My first thought since you mention “homestead” and a “rooster and 12 hens” is that you will be hatching chicks so you will have a lot more than a dozen chickens at times. Plan for what you will have.
You are absolutely right, I should have said that THIS coop won’t have more than 1 rooster and a dozen hens. If/when we get to the rooster stage then I’m planning on building a second coop. It mainly depends on whether or not we can butcher our own birds (emotionally, not legally!)
And think of making it convenient for you. Don’t worry about making it nice for the chickens, if it is convenient for you they will be OK. You might follow the link in my signature to get some of my ideas about this.
I think I've read most of your links, but I’ll go back and check to see what I've missed.
One of the issues with chickens is that they can create a lot of dust. If you have the coop as part of that pole barn what will you be storing in the other parts of that barn? Will a thick layer of dust bother it? That could have a lot to do with how I’d build the coop. If dust is not a problem I’d consider a lot of wire for the interior walls, not something solid, to help with ventilation.
The coop will be at one end of the barn with the goat pen and parlor at the other end, in between will be space for the tractor, it’s attachments, and garden supplies. The plan is for the wall between the coop and tractor to be solid up to about 8' with ventilation above that.
You don’t need to devote that much room for chickens in the pole barn, that space in there will be too valuable for other things. Especially in your climate I’d put the run outside the barn. I don’t know what you envision for that 1500 square feet run but maybe carve off a smaller section that is highly predator proof next to the coop and have that 1500 more predator-resistant than predator-proof.
You've pretty much described what our plan is, except that the “highly predator proof” portion will be part of the pole barn. The run will be a 4’ wide x approximately 380' long “moat” around our vineyard and garden. It will be 2x4 woven wire no climb fencing on either side with bird netting over the top. Our pop door won’t open from the coop to the covered run but from the covered run to the 1500 sqft run. So the chickens will have access to the 1500 sqft run daily except on the rare occasions where we will be gone overnight. On those occasions they will be “confined” to their covered predator proof run.
As far as the coop itself it needs to be walk-in and you need enough room to move around in there. Since a lot of cheaper building materials come in 4’ or 8’ standard dimensions I’d build an 8x8 or 8x12 coop. That should give you plenty of room for roosts, nests, a broody buster or cage to isolate a chicken if you need to, food and water, and enough clear space for them to fly down from the roosts.
Thank you, this is exactly what I was looking for! I was thinking 4x8 for storage and gear, 8x8 for the coop, and 8x12 for the covered run, but then started debating whether I would require more space for storage, more space for coop, and less for the run (since the run is really just a shady spot for food and water.)

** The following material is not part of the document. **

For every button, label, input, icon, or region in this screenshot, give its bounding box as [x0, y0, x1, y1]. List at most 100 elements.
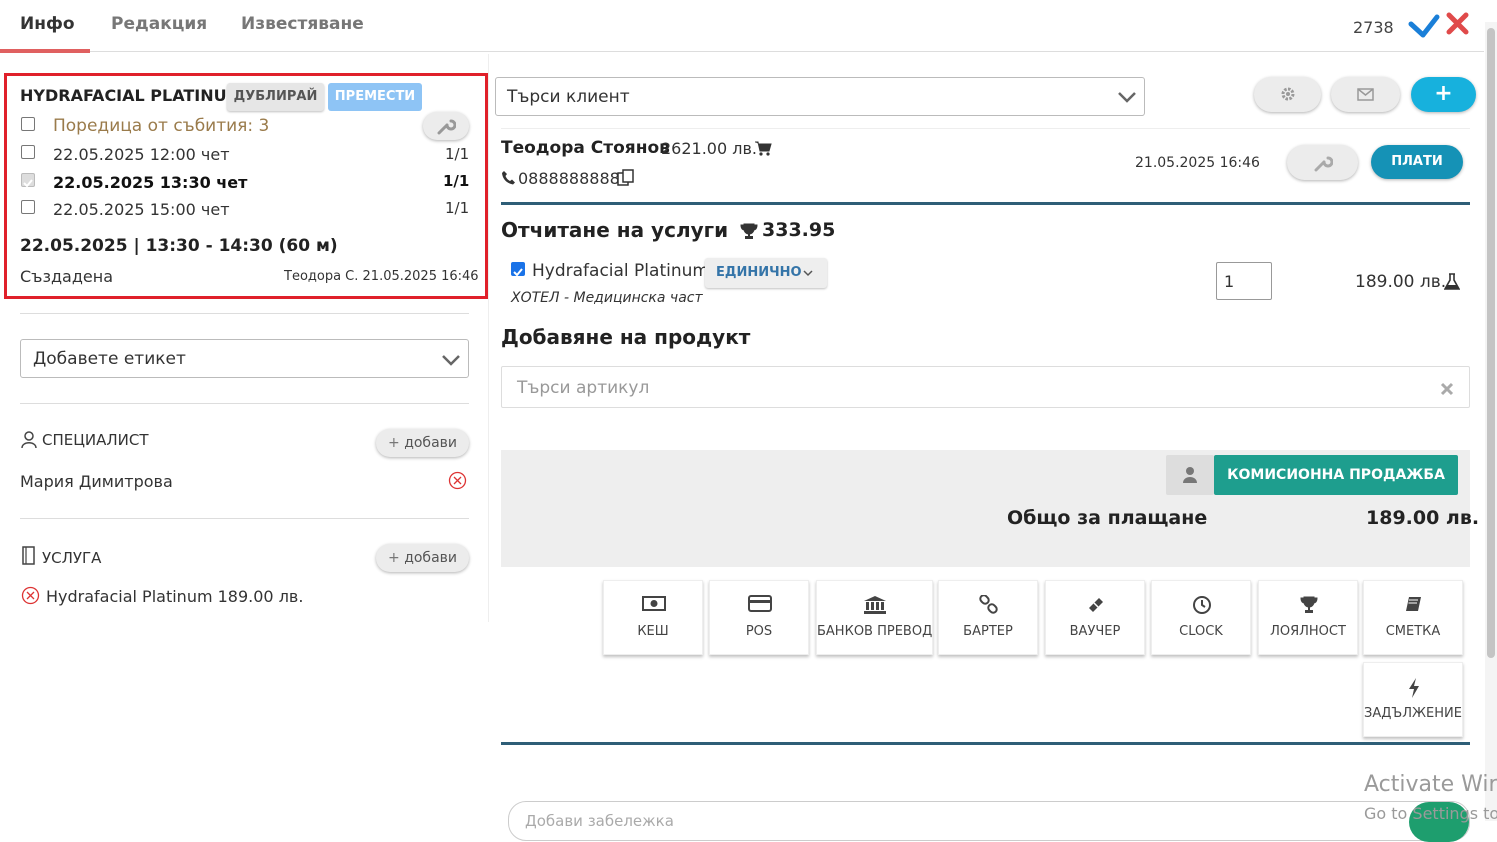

I’d have a human door on the inside of that coop so I could enter it from the pole barn. Store the feed in a metal garbage can outside the coop, the metal cans protect them from mice chewing through the storage containers like they will do with plastic. I’d put some shelves up outside the coop but in that immediate area, no telling what you will store there.
I’d have another human door leading from in the coop to the run. I’d also have a pop door, maybe 12” x 12”, for the chickens to use to go between the coop and run. That way you don’t have to lock the human door open to keep it from slamming shut on a chicken and it will keep weather out. Make both of those doors big enough so you can get a wheelbarrow through them.
I’d put the nests on that interior wall. Yes, great idea! That way they don’t become ovens in your heat from the sun. The roosts would go on the wall furthest from the doors so they are out of your way as much as possible.
I’d make a gate in the larger run I could get my mower or a wheelbarrow through. And I’d build a compost bin in that larger run. This is the plan. You will probably want as much compost as you can get. Let the chickens fertilize it and keep it stirred for you. I’d put a droppings board under the roosts so you can collect pure manure for the compost. I’d just use a flat piece of plywood and no bedding up there at all. This is what we are designing, the only thing we are changing is to use smooth vinyl on the poop board to make it easier to scrape. Some people use PDZ, sand, wood shavings, or something else on the droppings board. In suburbia they may need that but for what you are doing you do not.
That’s enough to get started. Give yourself as much flexibility as you can and make it convenient for you. Your chickens will benefit if you treat yourself well.